Statistical analysis

All statistics was carried out in R (version 4.1.3). Variation between parent lines was analysed using a two-sample Student’s t test in R Studio (V: 4.0.0). Data were checked for normality and equal variance in each group using Shapiro–Wilks test and Bartlett’s test respectively. If data were not normal in one or both groups, the Mann–Whitney U (MWU) test was used in place of the Student’s t test and variance was checked using Levene’s test. Results from Levene’s test determined comparisons made with the MWU test. If Levene’s test found equal variance, the MWU test for significance was based on median values. If Levene’s test found unequal variance between parental groups, the MWU test was based on variance.

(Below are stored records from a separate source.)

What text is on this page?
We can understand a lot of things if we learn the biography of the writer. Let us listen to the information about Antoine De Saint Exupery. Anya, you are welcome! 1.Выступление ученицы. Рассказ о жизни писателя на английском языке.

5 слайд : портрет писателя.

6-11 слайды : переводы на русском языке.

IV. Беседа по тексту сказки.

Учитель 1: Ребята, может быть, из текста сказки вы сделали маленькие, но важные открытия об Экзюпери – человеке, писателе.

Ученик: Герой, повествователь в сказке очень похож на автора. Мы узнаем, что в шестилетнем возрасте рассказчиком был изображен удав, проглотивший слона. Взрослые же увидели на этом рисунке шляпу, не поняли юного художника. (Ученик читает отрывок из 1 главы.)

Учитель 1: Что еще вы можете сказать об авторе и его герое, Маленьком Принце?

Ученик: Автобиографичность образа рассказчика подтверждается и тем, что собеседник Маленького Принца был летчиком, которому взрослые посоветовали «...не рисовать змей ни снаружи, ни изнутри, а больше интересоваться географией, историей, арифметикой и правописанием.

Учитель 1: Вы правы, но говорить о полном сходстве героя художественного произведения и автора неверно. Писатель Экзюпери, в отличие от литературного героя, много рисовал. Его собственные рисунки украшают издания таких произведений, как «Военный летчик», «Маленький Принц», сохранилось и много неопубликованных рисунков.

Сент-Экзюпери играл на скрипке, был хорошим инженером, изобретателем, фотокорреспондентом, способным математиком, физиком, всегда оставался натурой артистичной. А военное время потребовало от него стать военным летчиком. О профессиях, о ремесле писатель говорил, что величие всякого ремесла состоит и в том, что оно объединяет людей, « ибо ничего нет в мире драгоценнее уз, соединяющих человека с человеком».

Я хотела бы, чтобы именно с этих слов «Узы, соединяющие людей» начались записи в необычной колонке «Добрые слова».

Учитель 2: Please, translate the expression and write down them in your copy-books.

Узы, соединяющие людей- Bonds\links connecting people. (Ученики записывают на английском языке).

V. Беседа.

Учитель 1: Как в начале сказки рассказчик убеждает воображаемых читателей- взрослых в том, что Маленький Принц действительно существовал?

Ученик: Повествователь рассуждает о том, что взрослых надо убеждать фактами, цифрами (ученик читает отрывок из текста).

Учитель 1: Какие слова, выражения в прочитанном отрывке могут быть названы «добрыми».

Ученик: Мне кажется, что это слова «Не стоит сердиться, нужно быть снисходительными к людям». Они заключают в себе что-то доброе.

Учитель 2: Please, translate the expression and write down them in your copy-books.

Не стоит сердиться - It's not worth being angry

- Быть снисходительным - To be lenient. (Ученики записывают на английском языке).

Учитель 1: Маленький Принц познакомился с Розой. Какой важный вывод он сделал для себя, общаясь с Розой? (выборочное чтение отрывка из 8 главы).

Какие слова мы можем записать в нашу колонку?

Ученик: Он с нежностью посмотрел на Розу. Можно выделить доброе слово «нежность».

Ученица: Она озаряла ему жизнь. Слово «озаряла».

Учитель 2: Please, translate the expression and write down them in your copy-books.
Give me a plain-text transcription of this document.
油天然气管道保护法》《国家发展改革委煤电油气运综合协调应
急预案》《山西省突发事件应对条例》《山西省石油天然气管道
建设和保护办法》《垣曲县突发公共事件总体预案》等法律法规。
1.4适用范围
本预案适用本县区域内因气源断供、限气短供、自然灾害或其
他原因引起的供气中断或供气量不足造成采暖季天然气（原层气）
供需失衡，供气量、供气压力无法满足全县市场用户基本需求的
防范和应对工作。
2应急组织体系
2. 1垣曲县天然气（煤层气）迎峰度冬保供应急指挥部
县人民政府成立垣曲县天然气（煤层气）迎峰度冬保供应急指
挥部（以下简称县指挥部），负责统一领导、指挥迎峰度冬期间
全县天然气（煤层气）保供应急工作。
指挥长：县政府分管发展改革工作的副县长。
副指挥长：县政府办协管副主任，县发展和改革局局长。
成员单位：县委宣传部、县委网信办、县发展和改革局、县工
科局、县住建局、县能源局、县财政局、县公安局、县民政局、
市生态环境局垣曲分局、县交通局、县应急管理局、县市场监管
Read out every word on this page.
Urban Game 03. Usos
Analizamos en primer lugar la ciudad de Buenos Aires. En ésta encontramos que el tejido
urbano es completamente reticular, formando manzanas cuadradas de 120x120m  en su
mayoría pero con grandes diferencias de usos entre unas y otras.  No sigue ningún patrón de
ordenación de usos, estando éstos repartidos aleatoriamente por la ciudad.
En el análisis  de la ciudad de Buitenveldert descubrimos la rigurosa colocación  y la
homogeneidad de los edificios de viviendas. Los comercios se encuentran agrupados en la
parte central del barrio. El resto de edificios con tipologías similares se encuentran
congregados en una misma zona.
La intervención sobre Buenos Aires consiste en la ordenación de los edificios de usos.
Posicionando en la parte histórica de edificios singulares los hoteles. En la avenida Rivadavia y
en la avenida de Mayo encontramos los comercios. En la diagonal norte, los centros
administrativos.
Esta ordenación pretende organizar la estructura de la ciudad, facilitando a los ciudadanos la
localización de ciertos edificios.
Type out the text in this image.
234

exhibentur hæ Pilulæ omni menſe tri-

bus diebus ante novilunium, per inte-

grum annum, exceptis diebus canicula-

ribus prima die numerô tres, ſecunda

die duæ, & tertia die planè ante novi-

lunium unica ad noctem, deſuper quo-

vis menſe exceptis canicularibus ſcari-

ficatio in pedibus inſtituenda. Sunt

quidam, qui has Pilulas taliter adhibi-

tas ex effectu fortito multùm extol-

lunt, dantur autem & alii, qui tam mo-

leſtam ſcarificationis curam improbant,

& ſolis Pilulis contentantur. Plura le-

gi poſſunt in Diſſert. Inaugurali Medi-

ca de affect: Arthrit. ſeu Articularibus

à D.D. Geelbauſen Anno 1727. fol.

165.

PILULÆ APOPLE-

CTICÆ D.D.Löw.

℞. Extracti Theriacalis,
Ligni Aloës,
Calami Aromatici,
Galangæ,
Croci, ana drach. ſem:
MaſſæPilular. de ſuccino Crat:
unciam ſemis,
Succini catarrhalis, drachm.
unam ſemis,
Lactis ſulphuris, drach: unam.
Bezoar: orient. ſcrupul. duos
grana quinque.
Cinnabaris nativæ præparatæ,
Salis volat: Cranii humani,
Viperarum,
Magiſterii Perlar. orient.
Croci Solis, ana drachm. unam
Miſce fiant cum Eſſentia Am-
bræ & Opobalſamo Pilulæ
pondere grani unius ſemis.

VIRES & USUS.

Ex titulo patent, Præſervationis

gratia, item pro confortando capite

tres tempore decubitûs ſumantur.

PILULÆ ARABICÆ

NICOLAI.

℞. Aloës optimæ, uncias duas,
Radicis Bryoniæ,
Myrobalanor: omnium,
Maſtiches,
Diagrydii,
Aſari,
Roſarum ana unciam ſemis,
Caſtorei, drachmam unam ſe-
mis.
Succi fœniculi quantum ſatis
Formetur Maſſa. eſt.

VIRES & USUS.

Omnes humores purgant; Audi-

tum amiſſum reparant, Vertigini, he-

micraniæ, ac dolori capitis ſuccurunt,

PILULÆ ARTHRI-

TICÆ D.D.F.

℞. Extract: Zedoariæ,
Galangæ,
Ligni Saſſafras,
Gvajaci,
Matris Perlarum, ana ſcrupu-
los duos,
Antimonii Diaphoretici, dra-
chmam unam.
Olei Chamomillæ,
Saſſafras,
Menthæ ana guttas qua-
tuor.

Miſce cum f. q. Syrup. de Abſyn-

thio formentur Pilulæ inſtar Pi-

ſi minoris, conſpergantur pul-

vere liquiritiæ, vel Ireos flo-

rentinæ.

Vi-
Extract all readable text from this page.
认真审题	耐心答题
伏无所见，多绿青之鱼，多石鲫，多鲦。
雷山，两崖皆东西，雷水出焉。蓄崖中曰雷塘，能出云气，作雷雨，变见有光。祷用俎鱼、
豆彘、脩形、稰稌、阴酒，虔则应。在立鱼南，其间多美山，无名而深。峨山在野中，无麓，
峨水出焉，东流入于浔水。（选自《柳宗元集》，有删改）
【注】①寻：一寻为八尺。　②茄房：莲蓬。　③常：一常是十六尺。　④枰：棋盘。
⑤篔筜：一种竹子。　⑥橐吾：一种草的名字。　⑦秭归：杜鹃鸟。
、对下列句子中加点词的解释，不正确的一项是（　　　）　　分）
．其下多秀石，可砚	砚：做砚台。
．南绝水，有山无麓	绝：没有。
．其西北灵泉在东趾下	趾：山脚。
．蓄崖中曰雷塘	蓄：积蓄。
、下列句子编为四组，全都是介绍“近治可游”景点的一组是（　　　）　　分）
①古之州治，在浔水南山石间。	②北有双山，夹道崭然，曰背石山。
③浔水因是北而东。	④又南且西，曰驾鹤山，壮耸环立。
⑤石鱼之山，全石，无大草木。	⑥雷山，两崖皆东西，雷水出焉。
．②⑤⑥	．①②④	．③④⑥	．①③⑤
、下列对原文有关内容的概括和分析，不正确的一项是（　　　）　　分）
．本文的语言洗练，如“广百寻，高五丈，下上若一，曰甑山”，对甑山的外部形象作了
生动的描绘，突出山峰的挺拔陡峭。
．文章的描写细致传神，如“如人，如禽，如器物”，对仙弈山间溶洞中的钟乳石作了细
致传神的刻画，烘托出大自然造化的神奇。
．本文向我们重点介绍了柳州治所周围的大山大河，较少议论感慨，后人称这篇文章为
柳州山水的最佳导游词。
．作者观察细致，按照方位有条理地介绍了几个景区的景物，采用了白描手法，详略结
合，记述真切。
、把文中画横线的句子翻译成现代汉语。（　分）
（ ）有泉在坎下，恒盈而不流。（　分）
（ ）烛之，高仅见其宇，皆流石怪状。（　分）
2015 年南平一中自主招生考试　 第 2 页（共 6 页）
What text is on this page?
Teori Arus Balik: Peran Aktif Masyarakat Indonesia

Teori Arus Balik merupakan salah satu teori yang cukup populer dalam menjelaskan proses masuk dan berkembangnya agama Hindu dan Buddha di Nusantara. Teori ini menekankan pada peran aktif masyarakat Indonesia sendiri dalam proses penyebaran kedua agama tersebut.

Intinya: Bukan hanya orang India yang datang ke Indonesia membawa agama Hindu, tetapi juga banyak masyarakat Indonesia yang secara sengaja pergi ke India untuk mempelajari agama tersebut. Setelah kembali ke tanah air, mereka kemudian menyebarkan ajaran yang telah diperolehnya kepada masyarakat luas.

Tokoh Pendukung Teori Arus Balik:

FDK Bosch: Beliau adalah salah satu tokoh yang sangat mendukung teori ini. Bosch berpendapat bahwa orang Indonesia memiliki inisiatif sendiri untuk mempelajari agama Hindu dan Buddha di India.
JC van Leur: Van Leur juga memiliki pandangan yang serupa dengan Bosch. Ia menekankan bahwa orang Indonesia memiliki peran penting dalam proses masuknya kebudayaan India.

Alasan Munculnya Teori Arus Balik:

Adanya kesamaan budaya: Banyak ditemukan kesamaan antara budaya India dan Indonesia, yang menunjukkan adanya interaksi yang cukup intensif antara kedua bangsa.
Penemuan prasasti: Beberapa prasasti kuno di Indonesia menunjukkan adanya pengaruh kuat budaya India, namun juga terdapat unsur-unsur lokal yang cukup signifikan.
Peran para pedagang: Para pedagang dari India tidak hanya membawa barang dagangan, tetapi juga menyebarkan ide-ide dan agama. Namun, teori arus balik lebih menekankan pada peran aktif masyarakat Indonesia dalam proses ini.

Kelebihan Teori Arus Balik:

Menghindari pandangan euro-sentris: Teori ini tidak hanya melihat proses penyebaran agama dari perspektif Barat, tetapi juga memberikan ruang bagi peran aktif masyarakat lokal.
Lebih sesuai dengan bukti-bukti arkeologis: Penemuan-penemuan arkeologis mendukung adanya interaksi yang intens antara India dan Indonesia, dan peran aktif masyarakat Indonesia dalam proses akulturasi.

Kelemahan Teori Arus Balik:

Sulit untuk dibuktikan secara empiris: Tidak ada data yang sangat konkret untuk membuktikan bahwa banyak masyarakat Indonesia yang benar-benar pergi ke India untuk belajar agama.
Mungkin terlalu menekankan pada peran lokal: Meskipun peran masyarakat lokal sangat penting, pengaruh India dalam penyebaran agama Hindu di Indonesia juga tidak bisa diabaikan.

If data were normal in distribution but had unequal variance between groups, a Welch’s t test was used. For mapping populations, normality tests were determined from data distribution, and pairwise Pearson correlation analysis carried out using R/GGally package⁶⁸. To identify relationships between binary or discrete traits (stem trichome density, and stem colour) and continuous traits, ANOVA was used, while a Chi-squared test was used to test for a relationship between stem trichome density and stem colour. Linear regression was used to determine environmental effects and multiple QTL mapping performed as described. Plots were generated using R/ggplot2⁶⁹, R/corrplot⁷⁰, R/qtlTools⁶⁷, and R/qtl⁶⁶. Logistic regression was carried out using the R/MASS package⁷¹, and p-values derived from resulting t-distributions by applying the cumulative distribution function.